La rossa annuì. «Sta' lontano dai coltelli»

Crowley si stirò le pieghe dell'abito per poi accavallare le gambe; poggiò il gomito sul tavolo e adagiò il mento sulle dita, del tutto intenzionata ad osservare il quadretto per tutto il tempo necessario alla realizzazione della scultura.

Non sapeva chi dei due si stesse divertendo di più. Aziraphale, come promesso, lasciava che Warlock intagliasse di tanto in tanto qualche piccolo angolo e questo inorgogliva non poco il ragazzino. A volte la chiamava perché ammirasse i suoi progressi, ma Crowley rimaneva in disparte e garantiva che avrebbe visto tutto alla fine: il territorio del giardiniere meritava la giurisdizione del giardiniere, non la sua. Inoltre sentiva che se si fosse intromessa avrebbe rovinato il momento di Aziraphale e Warlock insieme: se la cavavano benissimo anche senza di lei, in più all'angelo sembrava piacere interagire con il bambino ed era divertente guardarlo così preso dal gioco.

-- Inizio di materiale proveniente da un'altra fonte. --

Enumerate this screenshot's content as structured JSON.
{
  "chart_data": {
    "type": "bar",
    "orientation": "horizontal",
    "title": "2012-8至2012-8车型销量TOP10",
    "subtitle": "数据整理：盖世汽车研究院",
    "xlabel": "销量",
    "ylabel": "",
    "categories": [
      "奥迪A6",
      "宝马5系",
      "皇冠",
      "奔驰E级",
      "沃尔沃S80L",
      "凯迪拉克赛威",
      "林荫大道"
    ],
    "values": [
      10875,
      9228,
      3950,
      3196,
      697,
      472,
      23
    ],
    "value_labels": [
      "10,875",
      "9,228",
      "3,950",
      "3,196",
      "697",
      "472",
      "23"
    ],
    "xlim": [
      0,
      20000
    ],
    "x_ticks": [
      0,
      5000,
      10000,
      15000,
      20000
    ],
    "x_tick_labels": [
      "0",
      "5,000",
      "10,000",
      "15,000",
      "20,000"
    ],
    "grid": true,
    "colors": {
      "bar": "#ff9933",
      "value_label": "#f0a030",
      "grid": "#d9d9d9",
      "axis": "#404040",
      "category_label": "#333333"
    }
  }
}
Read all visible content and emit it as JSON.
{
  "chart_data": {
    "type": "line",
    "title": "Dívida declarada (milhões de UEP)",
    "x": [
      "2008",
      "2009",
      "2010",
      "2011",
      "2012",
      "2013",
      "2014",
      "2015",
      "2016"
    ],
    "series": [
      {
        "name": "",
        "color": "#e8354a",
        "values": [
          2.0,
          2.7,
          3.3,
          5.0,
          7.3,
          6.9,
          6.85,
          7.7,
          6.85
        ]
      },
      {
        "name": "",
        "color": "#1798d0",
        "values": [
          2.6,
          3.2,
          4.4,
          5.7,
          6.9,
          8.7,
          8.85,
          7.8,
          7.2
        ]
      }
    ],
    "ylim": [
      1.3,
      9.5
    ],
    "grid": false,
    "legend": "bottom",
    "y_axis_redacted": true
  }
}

Quando ebbero finito Crowley mantenne la parola: si avvicinò per ispezionare la zucca completata. Ancora non capiva come quello scherzo della natura potesse essere uscito dalla mente di Warlock, ma trovò che, continuando ad osservarla, la zucca sembrava sempre meno schizofrenica e sempre più soltanto buffa.

«Uh, abbiamo dimenticato una pupilla, signorino Warlock!» esclamò Aziraphale avanzando per aprire la fessura verticale dell'occhio maligno con un coltellino sottile. «Non vogliamo che il serpente sia cieco, no?»

Crowley sorrise impercettibilmente per poi concentrarsi sull'operazione di rifinitura. L'ortaggio tornò pazzo in un secondo, ma in qualche modo continuò ad essere anche incredibilmente strambo. Forse si era solo abituata a vederlo.

«Adesso sì che mi sento tranquilla, angelo» scherzò Crowley, sbuffando una risata dal naso.

Aziraphale fece in tempo a rivolgerle un'occhiata falsamente accusatoria prima che entrambi si accorgessero dell'errore: la rossa lo aveva chiamato angelo.

La tata fu attraversata da un'improvvisa ondata di panico. Nessuno all'Inferno le aveva detto cosa sarebbe accaduto se accidentalmente si fosse lasciata sfuggire il particolare di essere lei un demone e l'altro un angelo, ma questa forse non era stata negligenza da parte dei superiori: quale idiota avrebbe rischiato di mandare a monte la copertura in un modo così sciocco e imprudente?

Merda, imprecò tra sé, cercando di cogliere in Aziraphale una qualche rassicurazione, ma con ogni probabilità erano entrambi sulla stessa barca: gli Arcangeli non lo lodavano abbastanza per quello che faceva, ma di certo non lo ritenevano così folle da rivelare la sua identità segreta al ragazzino che doveva sorvegliare.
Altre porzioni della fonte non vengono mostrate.